A python webscraper to scrape courses from https://courses.illinois.edu/
Python 3 Beautiful Soup 4 pandas tqdm requests argparse
You can install these dependencies with pip:
pip install -r requirements.txt
To run the script, use the following command:
python scraper.py <term> <year> --rate_limit <rate_limit>
<term>
: The academic term. It can be 'fall', 'spring', 'winter', or 'summer'.<year>
: The year of the academic term. It must be a four-digit number between 1900 and two years into the future from the current year.<rate_limit>
: (Optional) The time (in seconds) the script will wait between each request to the server.
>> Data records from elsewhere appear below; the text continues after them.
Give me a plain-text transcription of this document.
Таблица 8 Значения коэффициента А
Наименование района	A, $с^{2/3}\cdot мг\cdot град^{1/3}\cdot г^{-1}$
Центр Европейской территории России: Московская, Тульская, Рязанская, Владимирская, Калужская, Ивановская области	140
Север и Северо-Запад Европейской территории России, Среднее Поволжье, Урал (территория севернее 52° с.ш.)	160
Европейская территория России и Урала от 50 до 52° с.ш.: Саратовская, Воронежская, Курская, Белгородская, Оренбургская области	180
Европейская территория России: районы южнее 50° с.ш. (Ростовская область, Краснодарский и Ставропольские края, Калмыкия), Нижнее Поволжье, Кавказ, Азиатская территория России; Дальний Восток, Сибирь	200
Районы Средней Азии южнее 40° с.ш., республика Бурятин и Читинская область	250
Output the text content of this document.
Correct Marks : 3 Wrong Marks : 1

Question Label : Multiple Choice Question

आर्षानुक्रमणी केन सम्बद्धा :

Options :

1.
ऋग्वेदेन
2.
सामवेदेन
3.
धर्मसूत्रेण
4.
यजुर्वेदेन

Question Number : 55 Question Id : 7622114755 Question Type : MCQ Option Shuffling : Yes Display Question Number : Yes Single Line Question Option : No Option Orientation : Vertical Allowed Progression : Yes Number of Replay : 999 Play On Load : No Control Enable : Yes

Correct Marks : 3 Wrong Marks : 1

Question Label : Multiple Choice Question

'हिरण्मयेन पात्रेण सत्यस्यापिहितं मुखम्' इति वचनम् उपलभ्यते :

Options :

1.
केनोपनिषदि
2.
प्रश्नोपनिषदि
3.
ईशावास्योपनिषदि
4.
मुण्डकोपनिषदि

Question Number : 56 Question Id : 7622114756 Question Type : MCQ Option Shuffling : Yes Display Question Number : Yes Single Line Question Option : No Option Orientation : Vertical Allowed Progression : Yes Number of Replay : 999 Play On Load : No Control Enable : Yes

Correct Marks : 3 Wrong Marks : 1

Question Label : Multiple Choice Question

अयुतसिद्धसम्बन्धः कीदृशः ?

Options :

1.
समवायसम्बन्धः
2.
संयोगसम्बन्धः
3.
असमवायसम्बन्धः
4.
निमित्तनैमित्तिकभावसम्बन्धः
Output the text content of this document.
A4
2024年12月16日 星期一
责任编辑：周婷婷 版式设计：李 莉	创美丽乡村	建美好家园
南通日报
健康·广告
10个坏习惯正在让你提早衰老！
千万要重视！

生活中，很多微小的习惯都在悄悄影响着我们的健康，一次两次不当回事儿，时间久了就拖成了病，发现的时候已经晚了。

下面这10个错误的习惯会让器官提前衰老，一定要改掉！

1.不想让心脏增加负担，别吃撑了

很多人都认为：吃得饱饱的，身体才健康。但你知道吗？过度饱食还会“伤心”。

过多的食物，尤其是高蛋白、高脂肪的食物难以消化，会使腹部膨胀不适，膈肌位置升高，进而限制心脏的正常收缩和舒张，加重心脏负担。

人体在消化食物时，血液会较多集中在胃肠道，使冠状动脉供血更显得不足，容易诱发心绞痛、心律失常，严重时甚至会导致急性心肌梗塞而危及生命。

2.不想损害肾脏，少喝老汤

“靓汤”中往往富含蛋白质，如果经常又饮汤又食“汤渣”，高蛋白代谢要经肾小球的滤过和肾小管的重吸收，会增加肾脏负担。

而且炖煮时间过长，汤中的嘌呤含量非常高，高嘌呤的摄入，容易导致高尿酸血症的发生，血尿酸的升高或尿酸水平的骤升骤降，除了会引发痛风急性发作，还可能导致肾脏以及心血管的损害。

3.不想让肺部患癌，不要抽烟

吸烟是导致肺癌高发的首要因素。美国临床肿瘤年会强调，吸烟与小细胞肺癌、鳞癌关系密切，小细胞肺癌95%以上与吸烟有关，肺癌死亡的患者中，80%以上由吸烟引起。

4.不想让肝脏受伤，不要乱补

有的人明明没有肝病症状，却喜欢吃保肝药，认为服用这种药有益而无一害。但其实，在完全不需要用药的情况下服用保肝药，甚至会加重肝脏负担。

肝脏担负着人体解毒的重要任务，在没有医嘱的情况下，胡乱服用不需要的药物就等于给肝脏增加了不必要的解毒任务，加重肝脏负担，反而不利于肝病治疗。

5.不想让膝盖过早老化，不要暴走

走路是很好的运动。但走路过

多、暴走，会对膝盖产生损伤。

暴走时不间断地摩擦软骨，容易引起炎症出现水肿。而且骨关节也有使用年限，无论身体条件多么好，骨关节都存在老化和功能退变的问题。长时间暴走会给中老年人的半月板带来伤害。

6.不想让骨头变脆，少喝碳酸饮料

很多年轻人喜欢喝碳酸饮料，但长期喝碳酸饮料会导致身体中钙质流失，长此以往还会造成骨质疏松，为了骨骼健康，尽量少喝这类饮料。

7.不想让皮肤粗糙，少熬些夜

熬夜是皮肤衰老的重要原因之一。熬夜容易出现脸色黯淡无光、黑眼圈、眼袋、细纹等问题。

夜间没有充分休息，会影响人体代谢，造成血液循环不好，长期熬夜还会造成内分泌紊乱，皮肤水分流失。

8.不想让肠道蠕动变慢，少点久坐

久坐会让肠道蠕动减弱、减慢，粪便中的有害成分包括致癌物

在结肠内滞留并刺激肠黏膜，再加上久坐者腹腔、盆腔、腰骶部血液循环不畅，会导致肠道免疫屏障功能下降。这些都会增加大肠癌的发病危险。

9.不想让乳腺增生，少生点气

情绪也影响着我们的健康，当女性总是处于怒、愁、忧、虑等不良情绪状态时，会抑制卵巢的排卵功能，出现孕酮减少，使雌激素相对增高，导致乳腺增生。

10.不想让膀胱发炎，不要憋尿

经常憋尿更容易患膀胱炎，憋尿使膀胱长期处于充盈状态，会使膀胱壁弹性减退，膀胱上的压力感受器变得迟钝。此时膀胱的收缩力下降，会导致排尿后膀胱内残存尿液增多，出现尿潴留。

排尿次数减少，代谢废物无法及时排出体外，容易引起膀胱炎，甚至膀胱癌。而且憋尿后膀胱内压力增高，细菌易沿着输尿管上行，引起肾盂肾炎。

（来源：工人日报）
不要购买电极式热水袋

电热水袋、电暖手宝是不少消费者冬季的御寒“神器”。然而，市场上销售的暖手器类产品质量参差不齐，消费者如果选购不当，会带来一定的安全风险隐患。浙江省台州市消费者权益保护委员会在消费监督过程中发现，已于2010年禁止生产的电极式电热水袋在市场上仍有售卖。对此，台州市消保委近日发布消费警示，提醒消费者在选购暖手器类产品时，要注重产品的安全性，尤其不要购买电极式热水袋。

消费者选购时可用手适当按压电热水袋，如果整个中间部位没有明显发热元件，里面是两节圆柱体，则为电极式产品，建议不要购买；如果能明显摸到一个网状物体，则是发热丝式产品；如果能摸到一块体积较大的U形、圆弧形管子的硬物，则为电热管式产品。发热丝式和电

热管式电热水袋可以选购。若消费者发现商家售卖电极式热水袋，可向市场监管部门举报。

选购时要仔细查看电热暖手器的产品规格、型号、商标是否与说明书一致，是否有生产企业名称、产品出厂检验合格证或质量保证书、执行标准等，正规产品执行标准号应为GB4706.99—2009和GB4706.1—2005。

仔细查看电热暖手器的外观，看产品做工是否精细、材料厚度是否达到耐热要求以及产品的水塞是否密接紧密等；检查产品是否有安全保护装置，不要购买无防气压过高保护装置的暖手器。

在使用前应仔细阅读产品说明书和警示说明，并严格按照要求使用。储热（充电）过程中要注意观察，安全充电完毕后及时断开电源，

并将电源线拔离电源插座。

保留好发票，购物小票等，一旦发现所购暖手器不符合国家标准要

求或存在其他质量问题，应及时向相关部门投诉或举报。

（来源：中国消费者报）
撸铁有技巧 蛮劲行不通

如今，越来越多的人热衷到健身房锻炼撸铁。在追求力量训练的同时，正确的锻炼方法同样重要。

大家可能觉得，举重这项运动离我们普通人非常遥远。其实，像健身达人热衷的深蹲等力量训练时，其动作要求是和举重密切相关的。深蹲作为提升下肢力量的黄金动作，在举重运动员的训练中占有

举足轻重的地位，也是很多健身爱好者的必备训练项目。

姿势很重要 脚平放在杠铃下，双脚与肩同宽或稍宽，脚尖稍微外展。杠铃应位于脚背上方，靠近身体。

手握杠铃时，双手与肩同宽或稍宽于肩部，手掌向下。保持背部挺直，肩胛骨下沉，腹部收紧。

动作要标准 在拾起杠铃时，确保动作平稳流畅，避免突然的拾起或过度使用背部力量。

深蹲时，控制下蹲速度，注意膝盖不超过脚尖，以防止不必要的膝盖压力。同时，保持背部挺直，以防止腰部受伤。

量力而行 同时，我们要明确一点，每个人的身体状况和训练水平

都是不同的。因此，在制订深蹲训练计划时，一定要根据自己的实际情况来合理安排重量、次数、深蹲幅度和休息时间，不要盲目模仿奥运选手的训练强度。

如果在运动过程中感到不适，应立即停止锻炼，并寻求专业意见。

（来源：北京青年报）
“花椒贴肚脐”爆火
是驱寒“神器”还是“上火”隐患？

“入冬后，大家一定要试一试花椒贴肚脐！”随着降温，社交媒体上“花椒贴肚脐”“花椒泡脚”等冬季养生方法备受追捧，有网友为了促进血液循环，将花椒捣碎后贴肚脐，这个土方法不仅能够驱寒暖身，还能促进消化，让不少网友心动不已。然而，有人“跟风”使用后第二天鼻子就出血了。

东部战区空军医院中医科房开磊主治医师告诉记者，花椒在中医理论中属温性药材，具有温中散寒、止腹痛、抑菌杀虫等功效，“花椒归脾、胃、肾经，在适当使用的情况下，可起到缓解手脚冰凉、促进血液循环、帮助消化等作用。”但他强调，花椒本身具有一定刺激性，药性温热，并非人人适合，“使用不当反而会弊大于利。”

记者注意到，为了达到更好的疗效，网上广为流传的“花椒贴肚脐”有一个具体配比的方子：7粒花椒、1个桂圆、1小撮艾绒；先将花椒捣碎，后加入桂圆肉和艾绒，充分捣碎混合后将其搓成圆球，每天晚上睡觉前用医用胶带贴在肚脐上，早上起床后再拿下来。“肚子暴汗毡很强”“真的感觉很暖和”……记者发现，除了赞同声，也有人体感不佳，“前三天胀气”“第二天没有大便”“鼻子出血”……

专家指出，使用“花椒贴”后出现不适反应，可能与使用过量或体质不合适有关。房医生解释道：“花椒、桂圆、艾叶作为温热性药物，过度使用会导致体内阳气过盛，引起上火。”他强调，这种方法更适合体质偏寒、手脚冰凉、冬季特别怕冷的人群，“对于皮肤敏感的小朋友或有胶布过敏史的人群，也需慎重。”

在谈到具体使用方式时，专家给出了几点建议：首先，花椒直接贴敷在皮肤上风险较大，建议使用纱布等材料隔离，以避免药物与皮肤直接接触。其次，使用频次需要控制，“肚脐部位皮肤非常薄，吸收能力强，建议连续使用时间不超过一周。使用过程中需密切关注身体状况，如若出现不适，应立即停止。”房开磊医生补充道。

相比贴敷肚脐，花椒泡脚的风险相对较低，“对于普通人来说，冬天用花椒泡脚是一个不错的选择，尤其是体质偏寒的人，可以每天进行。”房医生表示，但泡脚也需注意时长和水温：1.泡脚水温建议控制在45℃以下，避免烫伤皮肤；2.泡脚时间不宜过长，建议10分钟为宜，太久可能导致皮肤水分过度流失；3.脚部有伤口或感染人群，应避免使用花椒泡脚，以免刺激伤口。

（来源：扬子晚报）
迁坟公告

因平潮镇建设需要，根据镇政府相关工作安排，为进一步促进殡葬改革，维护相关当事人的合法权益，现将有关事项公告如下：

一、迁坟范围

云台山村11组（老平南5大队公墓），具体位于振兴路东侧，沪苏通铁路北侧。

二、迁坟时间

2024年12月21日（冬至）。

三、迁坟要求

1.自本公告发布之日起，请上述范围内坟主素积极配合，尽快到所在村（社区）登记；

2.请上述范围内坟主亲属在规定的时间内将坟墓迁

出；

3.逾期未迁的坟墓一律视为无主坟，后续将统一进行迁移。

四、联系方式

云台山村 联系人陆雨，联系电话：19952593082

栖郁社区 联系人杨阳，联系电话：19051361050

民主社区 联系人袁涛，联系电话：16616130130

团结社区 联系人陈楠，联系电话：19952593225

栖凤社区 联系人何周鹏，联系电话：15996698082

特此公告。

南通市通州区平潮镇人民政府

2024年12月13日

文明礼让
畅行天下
It is set to 0.1 seconds by default.
The script will produce a CSV file named <term>-<year>-courses.json
. The JSON file will contain the following data fields for each course:
- Major: Denotes the course's major field of study, such as Computer Science.
- Major Abbreviation: Represents the shortened form of the major field, for instance, CS for Computer Science.
- Course Number: The course identifier, for example, 101.
- Course Name: Refers to the official title of the course, such as Introduction to Computer Science.
- Description: Provides a concise summary of the course content.
- Credit Hours: Indicates the credit hours associated with the course.
- Degree Attributes: Specifies any general education categories the course may fulfill.
The script is not yet fully optimized. Currently, it writes all data to disk at once at the end of the scraping process. In the future, it is planned to add functionality to write data in chunks while iterating, which would help manage memory usage more effectively.
Another area for improvement is to add exponential backoff for handling request errors and rate limiting.
If the provided URL does not exist or an exception occurs during the scraping process, the script will print an error message to the console.
Please use this script responsibly, and respect the server's terms of service and potential rate limits. Overloading a server with too many requests in a short period can cause issues for the server and potentially get your IP address blocked. The --rate_limit
argument can be used to space out the requests to the server.